Wednesday, 30 May 2012

The Albuhera Dinner, Friday 18 May 2012

I was very privileged to represent the Needlemakers at the Annual Albuhera Dinner in Canterbury on May 18.  The Needlemakers supports The 3rd Battalion The Princess of Wales Royal Regiment (3PWRR) and the annual sword presentation to an outstanding soldier will take place at our July dinner. 3PWRR is the Territorial Army infantry Battalion for the south east of England. Soldiers in the Battalion take time out from their normal civilian jobs, which are protected by legislation, to experience life at the sharp end of the British Army's work.

The Albuhera Dinner is held each year to remember the eponymous battle that took place on May 16, 1811 in the Peninsula Campaign and involved the predecessor regiments of the PWRR – including The Buffs who suffered a staggering 85% casualties and the 57th (West Middlesex) Regiment which suffered 66% casualties.  The latter have a famous nickname – the Die-Hards – taken from the exhortation of their Commanding Officer who called on the men to “Die Hard 57th! Die Hard!”

After the battle the surviving officers and sergeants of the 57th met at an inn by the battlefield and swore to meet annually to commemorate the “Immortal Memory” of their comrades who died on that day.

This dinner was the 201st commemoration. We all stood in a circle to hear an account of the battle read by the CO and the silent toast was then drunk one in turn to remember those who fell in the battle, and since. There was time for reflection on the consequences of war – fought by soldiers but waged by politicians. 

If you are unfamiliar with the Territorial Army (TA) it is the largest of all the Reserve Forces and throughout its history almost every major operation has seen TA soldiers operating alongside their regular army counterparts..

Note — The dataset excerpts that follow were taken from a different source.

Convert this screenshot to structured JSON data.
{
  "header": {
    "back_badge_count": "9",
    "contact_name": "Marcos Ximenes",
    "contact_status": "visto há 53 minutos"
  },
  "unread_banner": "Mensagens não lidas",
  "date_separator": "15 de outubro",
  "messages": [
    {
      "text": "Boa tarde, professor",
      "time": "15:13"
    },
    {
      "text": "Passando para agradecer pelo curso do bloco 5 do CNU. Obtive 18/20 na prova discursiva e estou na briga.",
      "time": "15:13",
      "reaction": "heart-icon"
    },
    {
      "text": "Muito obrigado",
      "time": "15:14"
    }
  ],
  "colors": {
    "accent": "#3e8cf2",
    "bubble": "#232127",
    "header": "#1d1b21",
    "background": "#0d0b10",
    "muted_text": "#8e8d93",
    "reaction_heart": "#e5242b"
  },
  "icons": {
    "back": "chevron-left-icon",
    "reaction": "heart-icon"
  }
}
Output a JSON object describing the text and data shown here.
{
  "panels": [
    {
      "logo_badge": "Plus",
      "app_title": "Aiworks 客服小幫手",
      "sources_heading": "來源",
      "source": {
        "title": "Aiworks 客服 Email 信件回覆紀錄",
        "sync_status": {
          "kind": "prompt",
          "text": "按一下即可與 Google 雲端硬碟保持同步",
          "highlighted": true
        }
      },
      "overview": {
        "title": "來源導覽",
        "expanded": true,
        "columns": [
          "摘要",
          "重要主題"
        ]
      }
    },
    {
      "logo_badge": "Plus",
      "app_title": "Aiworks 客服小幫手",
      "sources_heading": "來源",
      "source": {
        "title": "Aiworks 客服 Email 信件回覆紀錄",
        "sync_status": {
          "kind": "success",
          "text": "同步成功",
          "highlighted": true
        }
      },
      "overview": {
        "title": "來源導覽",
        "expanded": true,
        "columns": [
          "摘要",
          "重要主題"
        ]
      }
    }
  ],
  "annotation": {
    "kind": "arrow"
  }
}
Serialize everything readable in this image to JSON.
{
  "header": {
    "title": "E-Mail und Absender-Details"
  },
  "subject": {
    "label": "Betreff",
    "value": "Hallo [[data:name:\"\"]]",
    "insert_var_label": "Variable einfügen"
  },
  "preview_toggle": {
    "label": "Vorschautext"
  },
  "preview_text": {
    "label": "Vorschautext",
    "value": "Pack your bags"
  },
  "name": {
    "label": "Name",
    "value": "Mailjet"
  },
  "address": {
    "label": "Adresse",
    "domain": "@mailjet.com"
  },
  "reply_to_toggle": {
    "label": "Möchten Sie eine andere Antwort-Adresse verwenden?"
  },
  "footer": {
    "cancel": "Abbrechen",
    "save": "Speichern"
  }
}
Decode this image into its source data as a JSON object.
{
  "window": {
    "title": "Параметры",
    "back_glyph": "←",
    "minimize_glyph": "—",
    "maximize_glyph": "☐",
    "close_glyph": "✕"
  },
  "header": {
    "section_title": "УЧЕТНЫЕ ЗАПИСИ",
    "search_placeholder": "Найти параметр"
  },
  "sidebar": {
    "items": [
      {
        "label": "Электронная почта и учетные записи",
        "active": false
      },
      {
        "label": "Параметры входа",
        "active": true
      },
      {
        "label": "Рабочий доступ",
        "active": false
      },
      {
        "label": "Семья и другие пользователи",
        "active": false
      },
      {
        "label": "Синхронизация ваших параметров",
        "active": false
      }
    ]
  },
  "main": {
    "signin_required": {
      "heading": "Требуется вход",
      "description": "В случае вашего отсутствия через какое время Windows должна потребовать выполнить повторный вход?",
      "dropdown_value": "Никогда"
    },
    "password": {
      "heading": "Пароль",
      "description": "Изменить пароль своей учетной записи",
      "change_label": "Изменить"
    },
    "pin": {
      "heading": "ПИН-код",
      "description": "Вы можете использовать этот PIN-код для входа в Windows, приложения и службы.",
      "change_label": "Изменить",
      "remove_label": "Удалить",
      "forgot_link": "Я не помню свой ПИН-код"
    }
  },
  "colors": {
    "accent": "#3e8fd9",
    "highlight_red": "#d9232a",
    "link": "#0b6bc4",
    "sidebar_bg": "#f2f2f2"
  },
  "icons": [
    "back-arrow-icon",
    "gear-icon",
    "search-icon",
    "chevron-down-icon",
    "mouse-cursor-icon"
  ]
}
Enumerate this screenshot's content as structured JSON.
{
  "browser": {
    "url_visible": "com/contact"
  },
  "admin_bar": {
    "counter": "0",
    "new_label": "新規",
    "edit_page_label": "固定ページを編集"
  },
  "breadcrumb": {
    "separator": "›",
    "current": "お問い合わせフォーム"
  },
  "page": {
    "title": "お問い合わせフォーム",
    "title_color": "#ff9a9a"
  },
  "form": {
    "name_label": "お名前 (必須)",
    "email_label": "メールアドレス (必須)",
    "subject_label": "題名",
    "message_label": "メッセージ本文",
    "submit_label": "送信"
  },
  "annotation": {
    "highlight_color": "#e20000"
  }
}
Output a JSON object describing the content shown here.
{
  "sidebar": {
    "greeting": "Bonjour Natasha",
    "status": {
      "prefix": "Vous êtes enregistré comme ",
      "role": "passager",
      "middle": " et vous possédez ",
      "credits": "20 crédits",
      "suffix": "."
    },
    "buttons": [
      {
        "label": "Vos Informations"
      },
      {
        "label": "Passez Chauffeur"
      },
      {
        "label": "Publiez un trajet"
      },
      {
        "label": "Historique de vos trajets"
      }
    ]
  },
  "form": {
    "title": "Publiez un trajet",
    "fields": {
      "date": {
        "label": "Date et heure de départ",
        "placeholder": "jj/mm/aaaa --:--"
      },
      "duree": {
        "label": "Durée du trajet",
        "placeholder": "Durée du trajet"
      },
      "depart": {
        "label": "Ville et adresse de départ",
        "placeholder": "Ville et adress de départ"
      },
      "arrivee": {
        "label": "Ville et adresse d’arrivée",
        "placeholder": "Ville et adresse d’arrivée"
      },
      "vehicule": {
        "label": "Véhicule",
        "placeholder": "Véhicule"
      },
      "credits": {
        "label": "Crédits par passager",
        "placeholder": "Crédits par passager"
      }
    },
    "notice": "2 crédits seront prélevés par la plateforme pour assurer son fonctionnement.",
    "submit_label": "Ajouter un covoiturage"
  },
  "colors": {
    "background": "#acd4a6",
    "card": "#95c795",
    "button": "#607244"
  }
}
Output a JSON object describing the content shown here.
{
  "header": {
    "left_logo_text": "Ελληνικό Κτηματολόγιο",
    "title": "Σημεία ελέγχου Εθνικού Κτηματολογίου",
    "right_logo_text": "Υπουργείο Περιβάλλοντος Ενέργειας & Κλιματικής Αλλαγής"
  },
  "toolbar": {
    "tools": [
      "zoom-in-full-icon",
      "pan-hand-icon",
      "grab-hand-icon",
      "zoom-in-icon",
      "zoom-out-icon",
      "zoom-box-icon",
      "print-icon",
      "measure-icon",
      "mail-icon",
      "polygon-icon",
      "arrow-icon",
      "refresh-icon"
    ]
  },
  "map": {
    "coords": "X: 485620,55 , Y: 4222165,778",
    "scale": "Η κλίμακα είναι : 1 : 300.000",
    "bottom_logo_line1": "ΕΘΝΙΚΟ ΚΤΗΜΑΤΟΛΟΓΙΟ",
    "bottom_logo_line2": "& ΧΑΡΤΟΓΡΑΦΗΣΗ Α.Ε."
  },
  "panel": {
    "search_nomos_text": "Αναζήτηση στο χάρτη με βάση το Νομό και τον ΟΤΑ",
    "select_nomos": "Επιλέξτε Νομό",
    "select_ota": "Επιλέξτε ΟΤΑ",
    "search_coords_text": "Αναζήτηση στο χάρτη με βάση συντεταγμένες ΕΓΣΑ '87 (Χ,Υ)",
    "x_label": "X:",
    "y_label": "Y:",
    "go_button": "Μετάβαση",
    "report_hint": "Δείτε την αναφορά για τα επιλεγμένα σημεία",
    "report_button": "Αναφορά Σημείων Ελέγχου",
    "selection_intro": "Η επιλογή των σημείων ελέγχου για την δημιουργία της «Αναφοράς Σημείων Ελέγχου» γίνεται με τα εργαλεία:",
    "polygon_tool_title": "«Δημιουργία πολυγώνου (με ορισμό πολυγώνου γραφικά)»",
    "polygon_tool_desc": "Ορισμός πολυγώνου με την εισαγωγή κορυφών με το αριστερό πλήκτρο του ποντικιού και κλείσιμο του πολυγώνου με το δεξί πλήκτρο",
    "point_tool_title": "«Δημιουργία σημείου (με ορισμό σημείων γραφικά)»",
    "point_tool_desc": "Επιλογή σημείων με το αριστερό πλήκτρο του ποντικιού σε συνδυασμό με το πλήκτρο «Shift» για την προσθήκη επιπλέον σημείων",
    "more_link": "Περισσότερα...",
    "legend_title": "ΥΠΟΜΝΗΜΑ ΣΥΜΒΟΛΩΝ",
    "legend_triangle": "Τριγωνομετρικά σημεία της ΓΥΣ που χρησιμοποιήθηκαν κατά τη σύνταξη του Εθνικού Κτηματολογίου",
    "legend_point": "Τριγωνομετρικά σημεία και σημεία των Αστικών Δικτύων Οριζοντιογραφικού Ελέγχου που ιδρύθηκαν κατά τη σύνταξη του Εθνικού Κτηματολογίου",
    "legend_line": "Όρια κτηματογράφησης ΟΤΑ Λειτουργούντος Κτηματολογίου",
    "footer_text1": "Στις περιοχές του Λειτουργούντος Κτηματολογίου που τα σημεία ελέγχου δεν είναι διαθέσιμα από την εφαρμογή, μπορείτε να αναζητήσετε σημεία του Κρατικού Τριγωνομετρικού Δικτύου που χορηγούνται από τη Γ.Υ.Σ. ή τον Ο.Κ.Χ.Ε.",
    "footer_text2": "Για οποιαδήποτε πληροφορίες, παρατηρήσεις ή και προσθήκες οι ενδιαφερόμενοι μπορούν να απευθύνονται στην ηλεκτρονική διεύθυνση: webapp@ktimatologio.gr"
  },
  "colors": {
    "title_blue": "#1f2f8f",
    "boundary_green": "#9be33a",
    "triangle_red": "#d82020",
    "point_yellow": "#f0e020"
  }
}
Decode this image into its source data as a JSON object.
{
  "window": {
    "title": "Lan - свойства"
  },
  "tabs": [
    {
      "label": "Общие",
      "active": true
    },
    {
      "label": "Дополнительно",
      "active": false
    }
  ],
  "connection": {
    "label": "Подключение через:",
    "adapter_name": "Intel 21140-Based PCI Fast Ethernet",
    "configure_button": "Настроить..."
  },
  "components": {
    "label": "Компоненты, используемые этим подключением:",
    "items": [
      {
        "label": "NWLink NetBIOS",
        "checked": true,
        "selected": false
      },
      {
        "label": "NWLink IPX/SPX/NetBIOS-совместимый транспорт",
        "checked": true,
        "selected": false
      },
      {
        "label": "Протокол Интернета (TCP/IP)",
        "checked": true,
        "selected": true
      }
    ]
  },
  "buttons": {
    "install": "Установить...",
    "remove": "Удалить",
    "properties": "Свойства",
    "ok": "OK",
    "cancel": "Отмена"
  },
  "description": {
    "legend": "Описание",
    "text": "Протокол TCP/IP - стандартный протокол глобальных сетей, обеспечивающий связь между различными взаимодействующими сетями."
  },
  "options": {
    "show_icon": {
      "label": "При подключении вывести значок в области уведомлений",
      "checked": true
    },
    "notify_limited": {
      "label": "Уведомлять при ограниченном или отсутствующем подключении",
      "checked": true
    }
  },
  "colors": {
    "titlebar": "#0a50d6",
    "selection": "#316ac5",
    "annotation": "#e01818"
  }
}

I remember a few years ago attending a reception in the City to highlight problems being faced by TA volunteers in the workplace. If you thought that joining the TA involved yomping around the countryside now and then, that is far from the truth.  TA soldiers serve alongside their regular army counterparts and in recent years have seen tours of duty in Iraq and now Afghanistan. In these difficult times it puts pressure on the employer and colleagues and challenges the individual in fitting back into the workplace after a tour of duty.  Posts have to be held open for the duration of service away.  There are even concerns about membership of the TA acting as a barrier to recruitment in the corporate environment which is sad as these men and women learn much in the way of communication skills, team building, flexibility and adaptability which enhance their own development and benefit the workplace.

The Regiment has a long, distinguished history, having been involved in virtually every theatre of war since the Battle of Tangier in 1662. It is the most decorated of all British Army regiments, with 57 Victoria Crosses. There are three PWRR battalions, two regular and one territorial. Members of the 1st and 3rd battalions are currently supporting operations in Afghanistan.